Find it! Fiber optics for lighting your pool

How to light your pool with fiber optics

  • Contact a pool professional for underwater fiber optic lighting. Professionals are the only ones allowed to sell and install it. As well as lighting up an entire body of water, fiber optic lighting can also provide underwater accents for places like steps and shelves.
  • For areas of the pool outside the water, you can buy and install the lighting yourself. There are complete fiber optic lighting kits for pools that include flood, spot, accent, path, step, and wall lights. These are excellent for lighting up landscapes or other features around the pool such as pathways. Since fiber optics light in a very focused manner, they can guide the way without illuminating an entire area.
  • Although less reliable, you can also use solar-powered lamps for areas outside the water. At dusk, their LED lights begin to glow for eight to 10 hours; they use rechargeable AA batteries.

Lighting with fiber optics helps you go green because...

  • They shed light, not heat. Fiber optics are capable of putting out 90 lumens per watt of energy compared to a typical incandescent bulb that produces 15 lumens per watt or less. Most of the energy in typical lightbulbs actually gets converted into wasted heat.[1]
  • They are light years ahead of fluorescents. Fiber optic lighting consumes about one-third of the energy of the highest-quality fluorescents.[1]
  • You need much fewer of them.

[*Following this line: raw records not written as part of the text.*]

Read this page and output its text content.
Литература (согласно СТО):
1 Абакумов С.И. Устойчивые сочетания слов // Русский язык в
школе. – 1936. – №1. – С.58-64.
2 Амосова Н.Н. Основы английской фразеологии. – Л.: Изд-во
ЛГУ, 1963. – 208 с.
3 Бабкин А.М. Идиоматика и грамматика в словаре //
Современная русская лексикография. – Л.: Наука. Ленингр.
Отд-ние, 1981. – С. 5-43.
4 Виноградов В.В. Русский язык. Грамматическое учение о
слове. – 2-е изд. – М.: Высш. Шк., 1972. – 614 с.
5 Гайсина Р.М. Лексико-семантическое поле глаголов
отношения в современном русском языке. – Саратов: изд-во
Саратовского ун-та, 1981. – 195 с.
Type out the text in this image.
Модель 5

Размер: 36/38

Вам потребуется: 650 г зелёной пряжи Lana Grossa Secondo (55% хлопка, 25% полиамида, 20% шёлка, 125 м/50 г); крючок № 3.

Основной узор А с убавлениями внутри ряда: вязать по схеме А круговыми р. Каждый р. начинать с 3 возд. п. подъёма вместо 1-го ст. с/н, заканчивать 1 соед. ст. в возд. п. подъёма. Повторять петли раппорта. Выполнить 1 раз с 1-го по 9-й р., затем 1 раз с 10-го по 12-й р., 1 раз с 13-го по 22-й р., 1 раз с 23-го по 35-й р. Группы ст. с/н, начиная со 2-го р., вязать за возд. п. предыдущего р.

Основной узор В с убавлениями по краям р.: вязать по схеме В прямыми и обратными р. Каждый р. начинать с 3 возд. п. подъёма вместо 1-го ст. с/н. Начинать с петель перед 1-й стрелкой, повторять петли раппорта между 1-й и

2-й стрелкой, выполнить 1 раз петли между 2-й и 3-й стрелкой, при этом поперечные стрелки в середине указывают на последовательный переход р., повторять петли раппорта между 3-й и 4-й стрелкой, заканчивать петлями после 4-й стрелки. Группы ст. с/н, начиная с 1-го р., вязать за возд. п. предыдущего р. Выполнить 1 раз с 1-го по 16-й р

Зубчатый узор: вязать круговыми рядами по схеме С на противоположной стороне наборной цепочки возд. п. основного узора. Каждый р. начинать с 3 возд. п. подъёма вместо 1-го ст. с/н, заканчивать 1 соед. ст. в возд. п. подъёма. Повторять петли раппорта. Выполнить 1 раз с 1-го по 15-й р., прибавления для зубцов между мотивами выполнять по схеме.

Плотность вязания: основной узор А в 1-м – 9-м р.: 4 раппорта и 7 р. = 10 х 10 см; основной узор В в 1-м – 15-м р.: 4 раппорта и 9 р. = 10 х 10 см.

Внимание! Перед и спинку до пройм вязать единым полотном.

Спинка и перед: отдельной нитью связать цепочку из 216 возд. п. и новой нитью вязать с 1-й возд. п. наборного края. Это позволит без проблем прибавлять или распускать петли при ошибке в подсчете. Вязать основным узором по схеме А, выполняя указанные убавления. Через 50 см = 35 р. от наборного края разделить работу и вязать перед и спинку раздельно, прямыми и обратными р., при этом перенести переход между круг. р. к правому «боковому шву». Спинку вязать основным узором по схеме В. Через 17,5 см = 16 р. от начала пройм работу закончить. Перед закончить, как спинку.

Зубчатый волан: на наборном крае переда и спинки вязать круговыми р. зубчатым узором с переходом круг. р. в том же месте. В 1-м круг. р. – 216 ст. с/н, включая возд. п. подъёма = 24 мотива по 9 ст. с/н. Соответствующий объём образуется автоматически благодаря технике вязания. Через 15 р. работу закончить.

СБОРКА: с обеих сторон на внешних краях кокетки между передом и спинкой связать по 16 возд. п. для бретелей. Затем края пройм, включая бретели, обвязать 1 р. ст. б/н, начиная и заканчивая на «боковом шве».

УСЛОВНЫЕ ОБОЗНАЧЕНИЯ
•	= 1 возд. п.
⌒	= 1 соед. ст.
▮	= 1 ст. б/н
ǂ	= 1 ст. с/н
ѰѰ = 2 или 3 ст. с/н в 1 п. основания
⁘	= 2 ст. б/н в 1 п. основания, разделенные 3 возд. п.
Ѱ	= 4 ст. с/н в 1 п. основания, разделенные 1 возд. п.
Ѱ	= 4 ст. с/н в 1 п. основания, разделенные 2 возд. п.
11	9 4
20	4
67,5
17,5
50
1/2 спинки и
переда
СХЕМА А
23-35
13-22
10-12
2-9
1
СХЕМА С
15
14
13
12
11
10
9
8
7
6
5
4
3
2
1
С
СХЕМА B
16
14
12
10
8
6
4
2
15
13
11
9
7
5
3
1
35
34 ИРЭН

A single 70-watt lamp can provide as much lighting as eight 50-watt incandescent bulbs.[1]


A pool and the area around it is like a second home in many ways. It's an entire living space, often becoming the outdoor replacement for the living and dining rooms during the summer. So the light for it can use as much energy as does lighting the interior of the house itself. Fiber optic lighting uses as little as one-fifth the energy of conventional sources like incandescents, and one-third that of LEDs.[2] All and all, energy bills for pool lighting could be slashed 80 percent less when using fiber optics in lieu of traditional lighting.[3]
Fiber optics are also safer as all the electronics are located outside the water, eliminating the threat of electrocution.[4]

Glossary

  • lumen: a lumen is a measure of emitted visible light.
  • LED (light-emitting diode): LED is a semiconductor diode that glows when a voltage is applied; it is energy-saving and can be conveniently used in small places.